Droegemeier, then vice chairman of the National Science Board, joins France A. Córdova at her swearing-in ceremony as National Science Foundation director. | Sandy Schaeffer/NSF
President Donald Trump will nominate meteorologist Kelvin K. Droegemeier to serve as the director of the White House Office of Science and Technology Policy, according to a White House statement. The development drew strong support from the American Association for the Advancement of Science.
Rush Holt, chief executive officer of AAAS, applauded the selection, noting Droegemeier’s dedication to a broad range of scientific endeavors and public service, including two presidential appointments to the National Science Board on which he most recently served as vice chairman.
“His years working on the National Science Board during the Bush and Obama administrations and on the Governor of Oklahoma’s Science and Technology Council validate Droegemeier’s ability to work in bipartisan fashion and across many parts of the government, experience that will serve the president and our nation well,” said Holt in a statement.
For more than a year and a half, AAAS has repeatedly urged the president to appoint a White House science adviser, or a director of the White House Office of Science and Technology Policy, to ensure scientific knowledge informs and assists the development of policy solutions.
With the nomination of a director of the White House Office of Science and Technology Policy, the president will not renew the position of White House science adviser, a post President Barack Obama created to elevate the role of science in policymaking and ensure that a leading scientist has a direct reporting line to the president.
Droegemeier, an extreme weather scientist, has held multiple science leadership positions at the University of Oklahoma, most recently as its vice president of research, and at National Science Foundation centers.
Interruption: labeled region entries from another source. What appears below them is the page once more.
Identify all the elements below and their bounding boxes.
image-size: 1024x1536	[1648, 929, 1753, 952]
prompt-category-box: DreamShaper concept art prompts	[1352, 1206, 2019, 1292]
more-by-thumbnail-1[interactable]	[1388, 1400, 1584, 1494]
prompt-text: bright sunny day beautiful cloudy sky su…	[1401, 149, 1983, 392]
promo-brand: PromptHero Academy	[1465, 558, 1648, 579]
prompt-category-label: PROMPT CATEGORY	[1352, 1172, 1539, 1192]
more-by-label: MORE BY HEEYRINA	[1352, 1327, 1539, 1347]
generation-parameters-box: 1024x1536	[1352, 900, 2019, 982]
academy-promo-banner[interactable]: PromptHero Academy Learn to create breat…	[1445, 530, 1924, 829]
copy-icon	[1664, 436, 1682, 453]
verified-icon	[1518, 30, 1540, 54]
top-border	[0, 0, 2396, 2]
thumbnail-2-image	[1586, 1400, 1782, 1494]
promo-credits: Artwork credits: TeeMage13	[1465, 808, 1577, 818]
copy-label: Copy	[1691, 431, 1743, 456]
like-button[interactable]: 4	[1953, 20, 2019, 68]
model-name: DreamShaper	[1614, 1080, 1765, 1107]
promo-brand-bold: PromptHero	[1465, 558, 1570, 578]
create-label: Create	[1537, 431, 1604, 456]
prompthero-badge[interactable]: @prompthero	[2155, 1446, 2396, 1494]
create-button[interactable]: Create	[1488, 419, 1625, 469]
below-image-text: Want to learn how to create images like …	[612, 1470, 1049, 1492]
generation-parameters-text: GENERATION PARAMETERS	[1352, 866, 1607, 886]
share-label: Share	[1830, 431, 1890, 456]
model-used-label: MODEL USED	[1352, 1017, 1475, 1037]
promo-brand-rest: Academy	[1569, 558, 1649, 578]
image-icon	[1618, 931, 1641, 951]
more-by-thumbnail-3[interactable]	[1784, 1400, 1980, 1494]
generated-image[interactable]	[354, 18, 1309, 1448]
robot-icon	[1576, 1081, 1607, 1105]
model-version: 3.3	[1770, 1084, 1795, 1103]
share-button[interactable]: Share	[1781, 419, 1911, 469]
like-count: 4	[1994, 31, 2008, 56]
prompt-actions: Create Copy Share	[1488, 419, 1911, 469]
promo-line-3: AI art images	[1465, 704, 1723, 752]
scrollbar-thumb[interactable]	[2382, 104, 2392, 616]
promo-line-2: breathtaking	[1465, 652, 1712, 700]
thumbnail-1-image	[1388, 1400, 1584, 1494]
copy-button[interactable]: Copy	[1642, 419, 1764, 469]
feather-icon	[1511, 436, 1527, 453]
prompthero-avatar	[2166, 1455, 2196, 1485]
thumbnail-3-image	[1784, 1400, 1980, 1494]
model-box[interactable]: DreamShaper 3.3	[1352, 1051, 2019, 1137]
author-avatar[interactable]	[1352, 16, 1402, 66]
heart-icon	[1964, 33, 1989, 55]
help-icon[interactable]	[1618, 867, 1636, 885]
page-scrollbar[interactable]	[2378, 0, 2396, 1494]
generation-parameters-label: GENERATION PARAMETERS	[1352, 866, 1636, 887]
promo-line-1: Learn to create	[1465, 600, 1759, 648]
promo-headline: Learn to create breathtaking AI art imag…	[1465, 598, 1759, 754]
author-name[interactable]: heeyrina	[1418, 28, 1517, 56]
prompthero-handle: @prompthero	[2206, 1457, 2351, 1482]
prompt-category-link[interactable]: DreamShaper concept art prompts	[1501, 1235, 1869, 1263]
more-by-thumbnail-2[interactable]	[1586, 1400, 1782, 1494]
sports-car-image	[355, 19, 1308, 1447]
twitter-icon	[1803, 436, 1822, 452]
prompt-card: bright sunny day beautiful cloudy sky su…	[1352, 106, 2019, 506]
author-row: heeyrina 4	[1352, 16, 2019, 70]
He co-founded and directed a collaborative atmospheric sensing center and a NSF Science and Technology Center that analyzed and predicted storms.
Beyond his academic and research work, Droegemeier has testified before House and Senate panels on supercomputing centers, federal science funding, hurricane research and how to leverage research and development in science and technology to improve U.S. competitiveness.
In 2014, Droegemeier was named a AAAS Fellow, a distinction in recognition of contributions to science and technology, scientific leadership and extraordinary achievements across disciplines. He holds a Ph.D. and master’s degree in atmospheric science from the University of Illinois at Urbana-Champaign. He earned his undergraduate degree in meteorology from the University of Oklahoma.
The position of director of the White House Office of Science and Technology Policy requires Senate confirmation.
Note: This story has been updated with announcement by White House.